Step 9: Optional Fine-Tuning Hook

Once the examples are normalized, you can create a small supervised fine-tuning experiment. Keep this optional unless you have the hardware and time to run it.

TRAIN = False

if TRAIN:
    import torch
    from transformers import AutoModelForCausalLM
    from trl import SFTTrainer, SFTConfig

    train_subset = dataset.select(range(200))

    def to_text(example):
        messages = normalize_for_training(example["conversations"])
        example["text"] = tokenizer.apply_chat_template(
            messages,
            tokenize=False,
            add_generation_prompt=False,
        )
        return example

    train_subset = train_subset.map(to_text)

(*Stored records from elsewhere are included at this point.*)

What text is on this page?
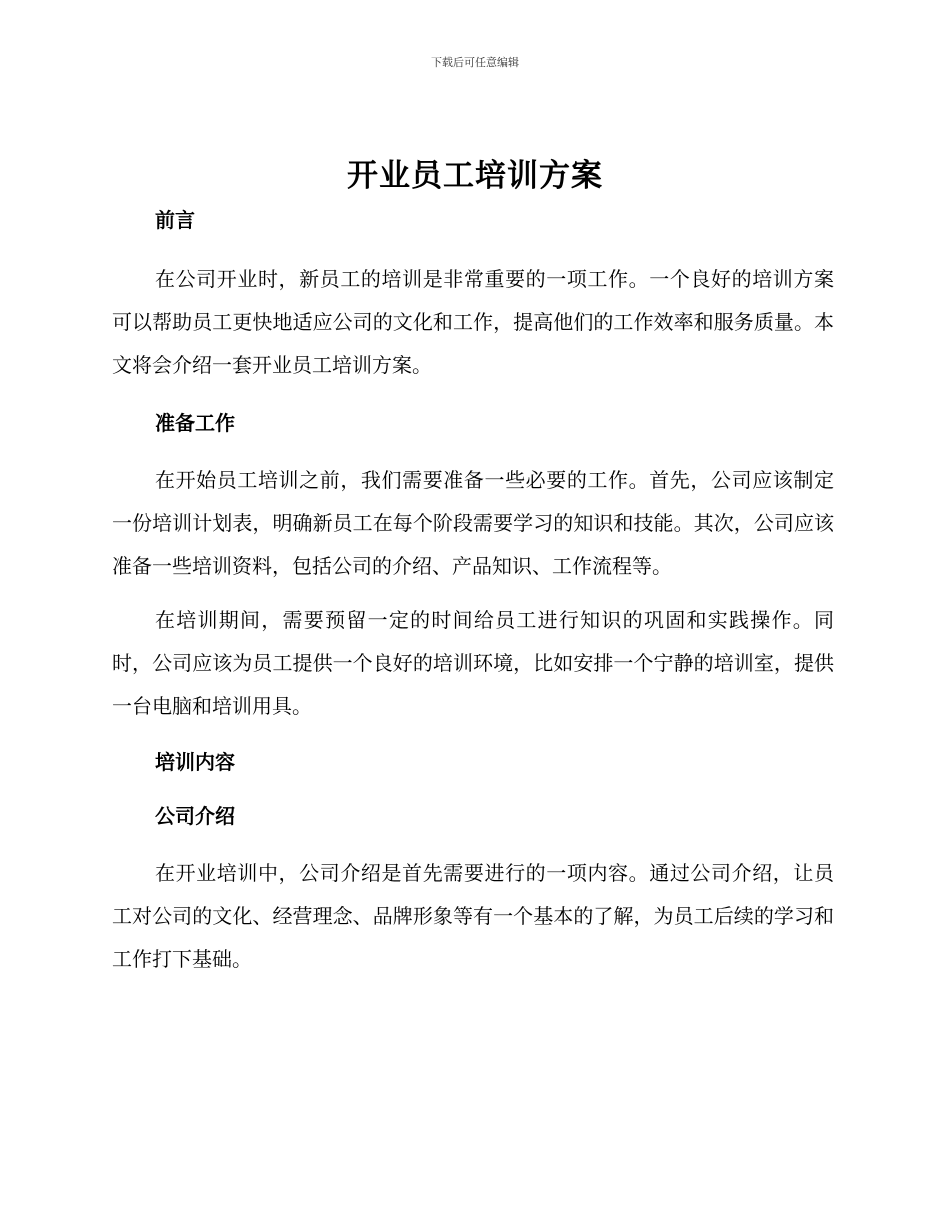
下载后可任意编辑
开业员工培训方案
前言

在公司开业时，新员工的培训是非常重要的一项工作。一个良好的培训方案可以帮助员工更快地适应公司的文化和工作，提高他们的工作效率和服务质量。本文将会介绍一套开业员工培训方案。

准备工作

在开始员工培训之前，我们需要准备一些必要的工作。首先，公司应该制定一份培训计划表，明确新员工在每个阶段需要学习的知识和技能。其次，公司应该准备一些培训资料，包括公司的介绍、产品知识、工作流程等。

在培训期间，需要预留一定的时间给员工进行知识的巩固和实践操作。同时，公司应该为员工提供一个良好的培训环境，比如安排一个宁静的培训室，提供一台电脑和培训用具。

培训内容
公司介绍

在开业培训中，公司介绍是首先需要进行的一项内容。通过公司介绍，让员工对公司的文化、经营理念、品牌形象等有一个基本的了解，为员工后续的学习和工作打下基础。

    model = AutoModelForCausalLM.from_pretrained(
        model_id,
        torch_dtype=torch.float16 if torch.cuda.is_available() else torch.float32,
        device_map="auto" if torch.cuda.is_available() else None,
    )

    config = SFTConfig(
        output_dir="agent-trace-sft-demo",
        per_device_train_batch_size=1,
        gradient_accumulation_steps=4,
        max_steps=20,
        learning_rate=2e-5,
        logging_steps=2,
        max_seq_length=1024,
        dataset_text_field="text",
        report_to="none",
        fp16=torch.cuda.is_available(),
    )

    trainer = SFTTrainer(
        model=model,
        args=config,
        train_dataset=train_subset,
        processing_class=tokenizer,
    )

    trainer.train()

For a real training run, expand the dataset, validate on held-out traces, and evaluate whether the model improves at tool selection rather than merely imitating formatting.

Practical Takeaways

Reasoning traces give AI builders a way to inspect the full lifecycle of an agent task. By parsing thoughts, tool calls, and tool responses separately, you can move beyond vague impressions and start measuring actual behavior.

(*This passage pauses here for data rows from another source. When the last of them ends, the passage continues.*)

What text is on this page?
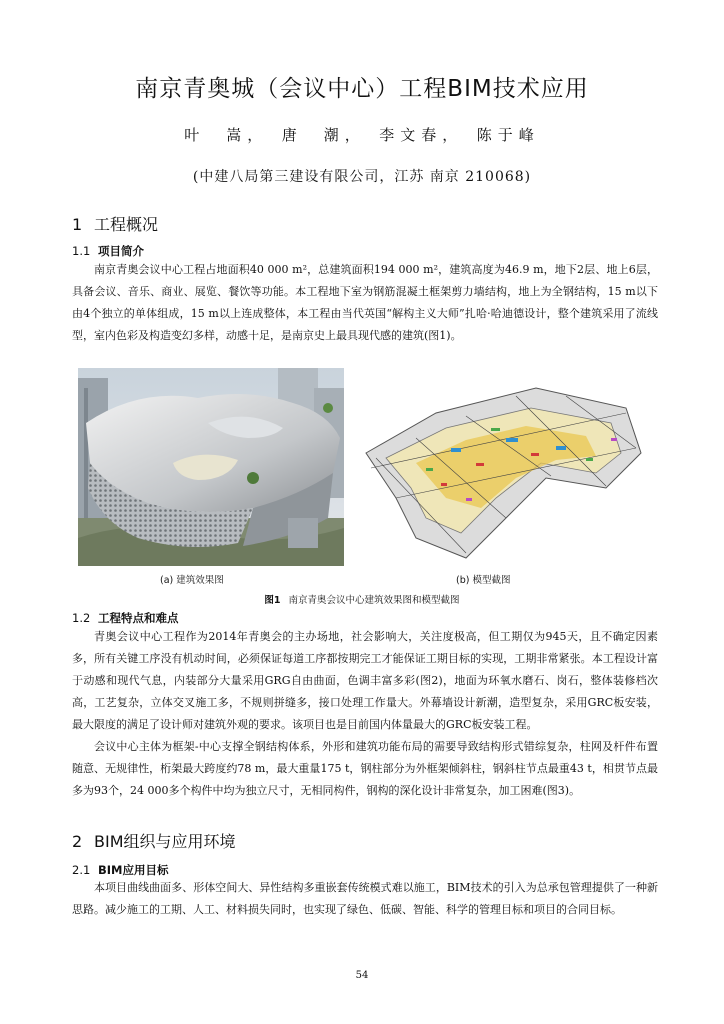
南京青奥城（会议中心）工程BIM技术应用
叶　嵩，　唐　潮，　李文春，　陈于峰
(中建八局第三建设有限公司，江苏 南京 210068)
1 工程概况
1.1 项目简介

南京青奥会议中心工程占地面积40 000 m²，总建筑面积194 000 m²，建筑高度为46.9 m，地下2层、地上6层，具备会议、音乐、商业、展览、餐饮等功能。本工程地下室为钢筋混凝土框架剪力墙结构，地上为全钢结构，15 m以下由4个独立的单体组成，15 m以上连成整体，本工程由当代英国“解构主义大师”扎哈·哈迪德设计，整个建筑采用了流线型，室内色彩及构造变幻多样，动感十足，是南京史上最具现代感的建筑(图1)。

(a) 建筑效果图	(b) 模型截图
图1 南京青奥会议中心建筑效果图和模型截图
1.2 工程特点和难点

青奥会议中心工程作为2014年青奥会的主办场地，社会影响大，关注度极高，但工期仅为945天，且不确定因素多，所有关键工序没有机动时间，必须保证每道工序都按期完工才能保证工期目标的实现，工期非常紧张。本工程设计富于动感和现代气息，内装部分大量采用GRG自由曲面，色调丰富多彩(图2)，地面为环氧水磨石、岗石，整体装修档次高，工艺复杂，立体交叉施工多，不规则拼缝多，接口处理工作量大。外幕墙设计新潮，造型复杂，采用GRC板安装，最大限度的满足了设计师对建筑外观的要求。该项目也是目前国内体量最大的GRC板安装工程。

会议中心主体为框架-中心支撑全钢结构体系，外形和建筑功能布局的需要导致结构形式错综复杂，柱网及杆件布置随意、无规律性，桁架最大跨度约78 m，最大重量175 t，钢柱部分为外框架倾斜柱，钢斜柱节点最重43 t，相贯节点最多为93个，24 000多个构件中均为独立尺寸，无相同构件，钢构的深化设计非常复杂，加工困难(图3)。

2 BIM组织与应用环境
2.1 BIM应用目标

本项目曲线曲面多、形体空间大、异性结构多重嵌套传统模式难以施工，BIM技术的引入为总承包管理提供了一种新思路。减少施工的工期、人工、材料损失同时，也实现了绿色、低碳、智能、科学的管理目标和项目的合同目标。

54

The most useful workflow is:

  1. Load and inspect the trace dataset.
  2. Parse assistant reasoning and tool calls.
  3. Measure tool frequency, errors, and conversation length.
  4. Visualize patterns across many trajectories.
  5. Render individual traces for qualitative debugging.
  6. Normalize conversations into a training format.
  7. Mask labels so only assistant behavior is trained.
  8. Run small fine-tuning experiments only after the data is clean.

This approach gives you a stronger foundation for building, debugging, and improving tool-using agents. Instead of treating agents as black boxes, you can study the actual steps they take and use that evidence to make them more reliable.